Tinnitus is a physical condition. Yes, coping with it is a challenge, but the solution is NOT psychological. Let's stop with this anxiety "amygdala" nonsense. Or "stop reading about tinnitus to get better," which is total bullshit.
The whole "anxiety makes your tinnitus louder" theory really bothers me. My anxiety is usually because my tinnitus is louder. Not the other way around.
 
The whole "anxiety makes your tinnitus louder" theory really bothers me. My anxiety is usually because my tinnitus is louder. Not the other way around.
It's just a counselling technique, a method of trying to convince a patient that they cause their own tinnitus to get worse.
 
@AnthonyMcDonald will respond about his experience, but my opinion is we need to stop linking anxiety to tinnitus intensity. This is absurd and has no scientific basis. It is also dangerous because it distracts people from looking for physical cofactors such as TMJ disorders. I am so angry at the psychobabble quacks and the whole CBT nonsense pretending they can do something for tinnitus. They can't; they are low-life scammers of the worst kind. Not to mention antidepressants, which are generally overprescribed and could be a death knell to a tinnitus sufferer.

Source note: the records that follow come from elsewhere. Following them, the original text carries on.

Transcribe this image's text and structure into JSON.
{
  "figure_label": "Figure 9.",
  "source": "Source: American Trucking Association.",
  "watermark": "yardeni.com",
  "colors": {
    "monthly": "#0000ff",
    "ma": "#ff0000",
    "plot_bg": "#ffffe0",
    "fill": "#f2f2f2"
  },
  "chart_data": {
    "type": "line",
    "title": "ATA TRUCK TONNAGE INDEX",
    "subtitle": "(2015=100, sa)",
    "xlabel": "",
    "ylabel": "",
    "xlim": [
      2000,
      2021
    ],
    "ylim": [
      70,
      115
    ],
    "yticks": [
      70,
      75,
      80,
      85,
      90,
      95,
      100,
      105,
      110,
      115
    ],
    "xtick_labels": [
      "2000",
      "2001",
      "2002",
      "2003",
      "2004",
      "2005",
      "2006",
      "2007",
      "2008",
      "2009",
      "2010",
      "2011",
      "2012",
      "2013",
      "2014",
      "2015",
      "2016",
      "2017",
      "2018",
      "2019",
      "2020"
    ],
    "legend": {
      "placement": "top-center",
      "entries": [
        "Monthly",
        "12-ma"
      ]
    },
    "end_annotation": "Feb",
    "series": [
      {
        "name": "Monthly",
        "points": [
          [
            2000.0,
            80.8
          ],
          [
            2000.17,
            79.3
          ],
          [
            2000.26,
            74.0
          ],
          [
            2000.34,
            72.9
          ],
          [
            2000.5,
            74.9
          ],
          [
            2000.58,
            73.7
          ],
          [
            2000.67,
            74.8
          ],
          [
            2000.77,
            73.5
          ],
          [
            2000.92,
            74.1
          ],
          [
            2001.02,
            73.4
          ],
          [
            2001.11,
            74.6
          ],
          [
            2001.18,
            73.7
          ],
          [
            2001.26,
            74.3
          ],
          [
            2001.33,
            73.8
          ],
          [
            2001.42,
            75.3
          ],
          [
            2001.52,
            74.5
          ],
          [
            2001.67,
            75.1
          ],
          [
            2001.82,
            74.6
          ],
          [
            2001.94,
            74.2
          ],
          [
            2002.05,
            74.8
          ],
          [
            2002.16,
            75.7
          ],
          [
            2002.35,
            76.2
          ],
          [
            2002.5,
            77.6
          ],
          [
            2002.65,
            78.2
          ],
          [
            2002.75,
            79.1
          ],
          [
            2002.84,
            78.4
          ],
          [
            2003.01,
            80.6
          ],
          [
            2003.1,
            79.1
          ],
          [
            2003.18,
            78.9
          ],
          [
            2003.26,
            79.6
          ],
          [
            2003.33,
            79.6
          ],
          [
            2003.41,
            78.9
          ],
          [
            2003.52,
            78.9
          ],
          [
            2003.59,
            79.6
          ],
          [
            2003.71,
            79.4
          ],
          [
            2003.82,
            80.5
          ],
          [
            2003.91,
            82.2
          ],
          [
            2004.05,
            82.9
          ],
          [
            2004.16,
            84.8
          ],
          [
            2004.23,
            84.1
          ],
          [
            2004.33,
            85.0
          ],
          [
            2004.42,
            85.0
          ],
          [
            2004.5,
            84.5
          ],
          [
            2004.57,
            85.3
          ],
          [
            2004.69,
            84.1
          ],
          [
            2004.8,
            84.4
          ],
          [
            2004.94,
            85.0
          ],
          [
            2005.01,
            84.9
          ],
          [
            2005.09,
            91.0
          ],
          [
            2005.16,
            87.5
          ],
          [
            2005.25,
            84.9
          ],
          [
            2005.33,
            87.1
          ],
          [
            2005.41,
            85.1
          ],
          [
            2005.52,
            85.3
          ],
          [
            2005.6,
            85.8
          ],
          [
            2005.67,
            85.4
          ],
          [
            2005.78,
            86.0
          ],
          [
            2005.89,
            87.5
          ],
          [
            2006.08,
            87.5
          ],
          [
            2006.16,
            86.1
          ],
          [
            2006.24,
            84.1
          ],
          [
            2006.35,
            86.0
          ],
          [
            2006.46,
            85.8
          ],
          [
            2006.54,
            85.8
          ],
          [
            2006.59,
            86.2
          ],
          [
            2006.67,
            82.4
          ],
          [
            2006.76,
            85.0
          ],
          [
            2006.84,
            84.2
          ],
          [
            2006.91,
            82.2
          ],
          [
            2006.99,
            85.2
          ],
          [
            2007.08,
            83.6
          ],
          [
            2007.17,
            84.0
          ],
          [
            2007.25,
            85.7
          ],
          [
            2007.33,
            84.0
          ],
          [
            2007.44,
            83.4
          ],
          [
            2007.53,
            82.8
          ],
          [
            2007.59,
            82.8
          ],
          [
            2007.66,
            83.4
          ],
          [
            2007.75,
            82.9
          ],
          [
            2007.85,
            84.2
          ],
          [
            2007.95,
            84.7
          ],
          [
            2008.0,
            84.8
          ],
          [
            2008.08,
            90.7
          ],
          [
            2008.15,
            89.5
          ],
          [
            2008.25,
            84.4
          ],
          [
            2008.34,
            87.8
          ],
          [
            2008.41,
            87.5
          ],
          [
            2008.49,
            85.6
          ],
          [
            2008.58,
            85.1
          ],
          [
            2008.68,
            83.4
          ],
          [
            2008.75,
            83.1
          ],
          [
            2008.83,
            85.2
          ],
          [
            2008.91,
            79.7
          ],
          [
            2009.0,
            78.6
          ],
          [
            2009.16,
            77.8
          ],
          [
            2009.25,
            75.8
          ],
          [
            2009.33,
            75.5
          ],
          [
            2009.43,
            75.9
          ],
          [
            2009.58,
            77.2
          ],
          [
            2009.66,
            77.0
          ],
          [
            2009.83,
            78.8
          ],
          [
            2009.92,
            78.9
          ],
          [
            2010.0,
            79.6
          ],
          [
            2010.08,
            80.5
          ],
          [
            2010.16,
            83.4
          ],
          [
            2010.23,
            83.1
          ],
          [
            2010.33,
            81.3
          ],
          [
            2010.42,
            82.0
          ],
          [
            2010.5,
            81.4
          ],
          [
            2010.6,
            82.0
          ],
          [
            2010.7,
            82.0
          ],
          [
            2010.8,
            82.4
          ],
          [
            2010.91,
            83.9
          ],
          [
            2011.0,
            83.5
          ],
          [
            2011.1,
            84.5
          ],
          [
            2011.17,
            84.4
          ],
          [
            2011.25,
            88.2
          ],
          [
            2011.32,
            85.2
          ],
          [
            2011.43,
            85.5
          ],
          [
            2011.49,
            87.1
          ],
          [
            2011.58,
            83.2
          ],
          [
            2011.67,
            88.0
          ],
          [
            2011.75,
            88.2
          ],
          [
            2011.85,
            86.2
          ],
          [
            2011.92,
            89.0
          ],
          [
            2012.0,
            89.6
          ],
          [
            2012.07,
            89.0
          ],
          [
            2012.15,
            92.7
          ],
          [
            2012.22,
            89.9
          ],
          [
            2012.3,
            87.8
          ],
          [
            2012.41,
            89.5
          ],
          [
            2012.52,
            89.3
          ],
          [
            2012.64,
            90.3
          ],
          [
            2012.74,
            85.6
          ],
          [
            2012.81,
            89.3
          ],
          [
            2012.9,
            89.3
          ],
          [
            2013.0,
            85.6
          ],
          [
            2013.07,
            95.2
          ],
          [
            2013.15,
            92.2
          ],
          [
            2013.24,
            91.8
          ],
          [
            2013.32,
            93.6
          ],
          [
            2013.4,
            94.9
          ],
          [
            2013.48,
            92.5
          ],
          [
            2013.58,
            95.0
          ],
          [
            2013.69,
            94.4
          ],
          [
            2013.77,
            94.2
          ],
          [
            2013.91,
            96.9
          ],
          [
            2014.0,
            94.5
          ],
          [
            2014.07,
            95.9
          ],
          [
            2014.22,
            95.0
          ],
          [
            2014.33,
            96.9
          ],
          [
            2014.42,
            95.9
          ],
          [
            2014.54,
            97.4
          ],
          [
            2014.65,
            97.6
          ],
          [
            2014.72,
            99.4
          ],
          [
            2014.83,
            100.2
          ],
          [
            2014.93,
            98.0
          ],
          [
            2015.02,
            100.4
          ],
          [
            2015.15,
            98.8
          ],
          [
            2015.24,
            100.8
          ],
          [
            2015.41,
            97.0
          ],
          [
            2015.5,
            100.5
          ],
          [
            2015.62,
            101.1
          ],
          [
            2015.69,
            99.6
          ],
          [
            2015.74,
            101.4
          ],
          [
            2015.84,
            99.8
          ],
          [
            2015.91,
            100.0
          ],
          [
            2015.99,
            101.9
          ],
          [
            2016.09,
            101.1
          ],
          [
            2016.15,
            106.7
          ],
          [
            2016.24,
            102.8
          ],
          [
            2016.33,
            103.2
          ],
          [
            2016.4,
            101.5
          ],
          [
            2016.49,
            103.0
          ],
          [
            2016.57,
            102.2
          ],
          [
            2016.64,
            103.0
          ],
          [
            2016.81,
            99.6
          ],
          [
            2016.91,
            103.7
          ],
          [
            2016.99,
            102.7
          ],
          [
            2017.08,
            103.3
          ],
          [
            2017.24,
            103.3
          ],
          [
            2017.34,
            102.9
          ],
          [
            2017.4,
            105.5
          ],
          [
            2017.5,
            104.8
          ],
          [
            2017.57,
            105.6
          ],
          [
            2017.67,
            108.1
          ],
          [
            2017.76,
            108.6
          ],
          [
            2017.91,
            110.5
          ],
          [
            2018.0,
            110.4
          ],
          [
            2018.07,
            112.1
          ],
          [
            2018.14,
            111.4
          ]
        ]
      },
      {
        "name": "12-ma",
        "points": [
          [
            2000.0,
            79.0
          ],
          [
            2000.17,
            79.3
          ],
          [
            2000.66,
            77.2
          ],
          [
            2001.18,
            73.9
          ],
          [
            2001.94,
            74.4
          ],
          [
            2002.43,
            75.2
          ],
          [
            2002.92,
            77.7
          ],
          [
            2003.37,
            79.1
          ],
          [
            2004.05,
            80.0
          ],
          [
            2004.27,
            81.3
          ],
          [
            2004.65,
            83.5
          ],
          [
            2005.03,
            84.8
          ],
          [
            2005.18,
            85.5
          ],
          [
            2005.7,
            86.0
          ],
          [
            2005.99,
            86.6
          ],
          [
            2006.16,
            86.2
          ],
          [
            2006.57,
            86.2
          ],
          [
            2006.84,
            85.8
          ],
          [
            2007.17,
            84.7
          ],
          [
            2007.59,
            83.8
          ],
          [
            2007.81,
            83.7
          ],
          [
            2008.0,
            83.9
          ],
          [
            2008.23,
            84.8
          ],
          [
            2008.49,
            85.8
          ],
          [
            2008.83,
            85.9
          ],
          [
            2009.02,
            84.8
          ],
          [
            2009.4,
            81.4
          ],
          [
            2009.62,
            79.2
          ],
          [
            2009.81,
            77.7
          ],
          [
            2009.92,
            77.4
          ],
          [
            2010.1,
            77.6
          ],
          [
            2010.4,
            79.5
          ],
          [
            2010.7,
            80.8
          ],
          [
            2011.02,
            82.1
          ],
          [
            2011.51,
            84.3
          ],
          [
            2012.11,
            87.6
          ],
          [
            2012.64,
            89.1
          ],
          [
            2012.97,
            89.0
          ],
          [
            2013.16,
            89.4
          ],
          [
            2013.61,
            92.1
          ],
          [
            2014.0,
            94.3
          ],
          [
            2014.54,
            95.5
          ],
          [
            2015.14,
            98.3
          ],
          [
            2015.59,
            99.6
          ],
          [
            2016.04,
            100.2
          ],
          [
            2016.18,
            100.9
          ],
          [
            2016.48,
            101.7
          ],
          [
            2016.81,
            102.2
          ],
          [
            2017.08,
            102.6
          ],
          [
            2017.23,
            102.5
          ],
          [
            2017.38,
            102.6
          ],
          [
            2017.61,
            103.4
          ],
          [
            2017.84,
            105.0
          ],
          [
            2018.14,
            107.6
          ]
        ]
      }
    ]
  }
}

Tinnitus is a physical condition. Yes, coping with it is a challenge, but the solution is NOT psychological. Let's stop with this anxiety "amygdala" nonsense. Or "stop reading about tinnitus to get better," which is total bullshit.
I completely agree. Many people are gaslighted and put on antidepressants or benzos because doctors don't understand them. If someone's tinnitus is caused by anxiety or other mental reasons, maybe it could help, but some of these stupid doctors are useless bastards and unempathetic assholes. As soon as you start talking about tinnitus, even if you've had acoustic trauma and your tinnitus is caused by physiological reasons, they can still see you as a psychiatric case.
 
If there was a cure for tinnitus, it would be purely classified as a physiological problem and psychiatrists wouldn't be in the picture at all.

Because it's not curable and makes the sufferer unhappy/depressed, patients are passed to psychiatry.

Psychiatrists, not wanting to accept they are "useless bastards," then blame the sufferer, saying they actually have a psychiatric problem which is causing their tinnitus.

It's been like that well over a hundred years.